Meanwhile the poison of their Judas life was wearing upon their own souls. Forbes was growing restive to be at work again upon his career. To be the messenger-boy of a woman's summons grew increasingly irksome. He dreaded an official cognizance of his new career as home-wrecker, and his innate decency was more and more rebellious against the outrages he committed incessantly against his self-respect, his creeds, his codes, his position.
And, last of all, a strange new horror assailed the basking luxury of Persis. It dawned upon her that in spite of all her precautions nature was about to make the use of her that all this rapture was for. Her physician confirmed her dread, and congratulated her—and her husband! She dared not ask his aid in foiling her destiny. She dared not ask anybody's aid. Her life of pleasure-hunting had made a coward of her.

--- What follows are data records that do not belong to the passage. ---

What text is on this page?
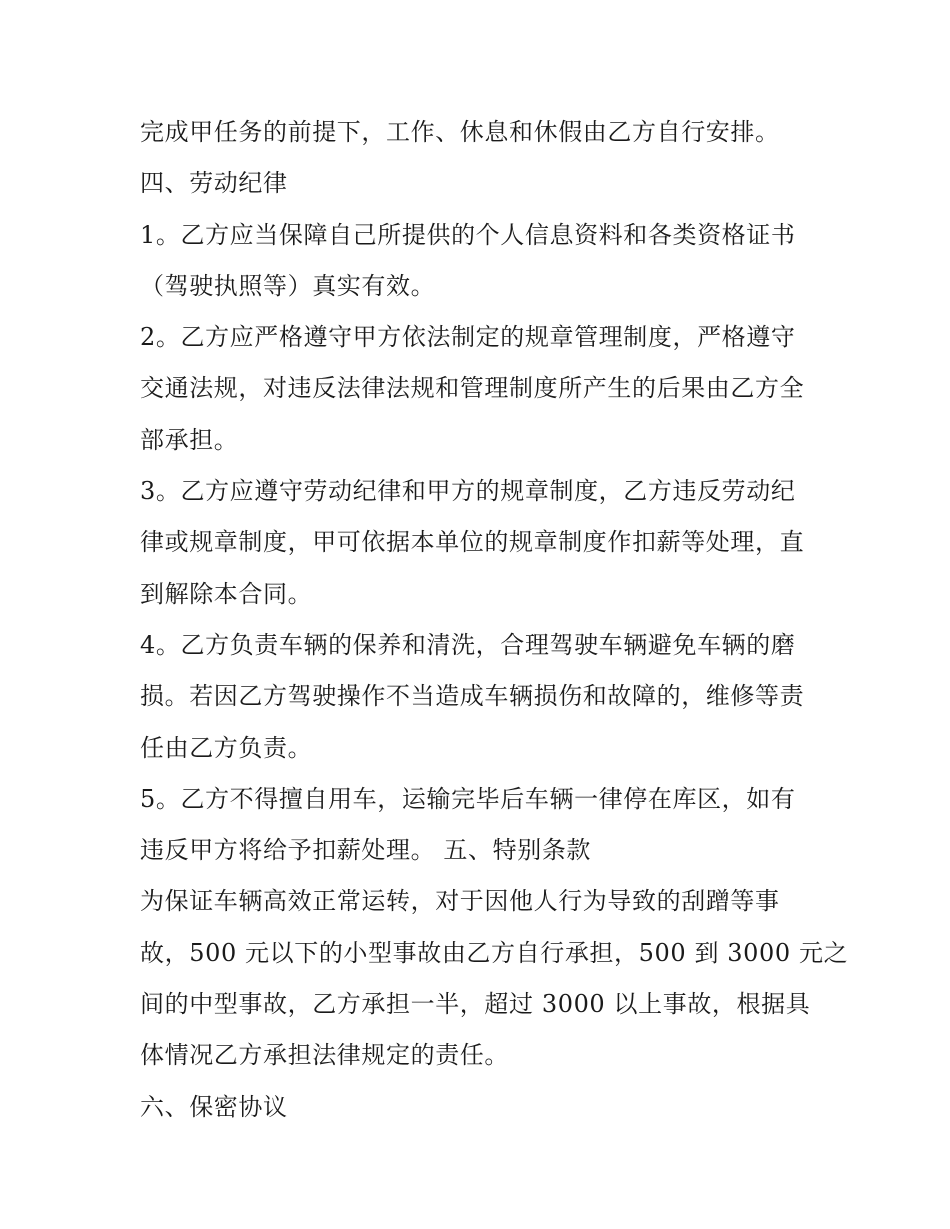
完成甲任务的前提下，工作、休息和休假由乙方自行安排。
四、劳动纪律
1。乙方应当保障自己所提供的个人信息资料和各类资格证书
（驾驶执照等）真实有效。
2。乙方应严格遵守甲方依法制定的规章管理制度，严格遵守
交通法规，对违反法律法规和管理制度所产生的后果由乙方全
部承担。
3。乙方应遵守劳动纪律和甲方的规章制度，乙方违反劳动纪
律或规章制度，甲可依据本单位的规章制度作扣薪等处理，直
到解除本合同。
4。乙方负责车辆的保养和清洗，合理驾驶车辆避免车辆的磨
损。若因乙方驾驶操作不当造成车辆损伤和故障的，维修等责
任由乙方负责。
5。乙方不得擅自用车，运输完毕后车辆一律停在库区，如有
违反甲方将给予扣薪处理。 五、特别条款
为保证车辆高效正常运转，对于因他人行为导致的刮蹭等事
故，500 元以下的小型事故由乙方自行承担，500 到 3000 元之
间的中型事故，乙方承担一半，超过 3000 以上事故，根据具
体情况乙方承担法律规定的责任。
六、保密协议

And so at length remorse found a lodging even in her voluptuous life. She understood the fearful responsibility she had assumed to a future soul. And she groveled in abject self-derision to think that even she could not be sure of her child's legitimacy. So helpless a vessel for nature's chemistry she was that she was not permitted to know even that! And she could not so much as be sure whether she even wished it to be love's child or the law's.
The treachery to her own child was so hideous that she would have killed herself had she not dreaded to add murder to suicide. She longed to pour out her woes to Forbes, but she could not bring herself to confess her degradation. He only knew that somehow all the rapture was gone from their union. It had lost even that compensation.
The thought came to Forbes that there was but one way to make their life livable—to make it frank and public. Persis must enter the divorce court, and as soon as possible after marry him. That sort of solution for such intrigues had been much practised of late. It had become so fashionable that protest was losing its vigor.
He opened the subject to Persis. She shrank from it with revulsion. She could not tell him her secret even then; but it was a mighty argument to herself against such a step. She gave other reasons cogent enough in her opinion.
"Anything but divorce, Harvey. I'd rather die than go through it. Willie couldn't do the polite thing. He is a Catholic, you know, and his mother's Spanish blood boils at the divorce habit."
"Then if he won't give it, you can take it, anyway."
"But suppose he should fight. Suppose he should set detectives going back over our trail or bribe the servants. Look at this morning's papers—the ghastly head-lines about Mrs. Tom Corliss—her photographs! Did you read the testimony of the maid at that big hotel? Suppose Willie should get hold of that bellboy who was so insolent to us—the one we didn't dare rebuke and had to tip so heavily. Did you read Mrs. Tom's love letters yesterday? Only one paper dared to print them all. Mrs. Neff said everybody bought it specially. Mrs. Neff laughed till she cried.
"Wouldn't you rather die than go through with it? And, my God, how they would tear me to pieces! The poor people and the middle-class people push through the divorce court in droves—eighty divorces were granted in two hours the other day, Murray Ten Eyck was telling me, and only one paper mentioned it—in a paragraph! But if Mrs. Tom Corliss gets the front page, what wouldn't they give to Mrs. Willie Enslee?"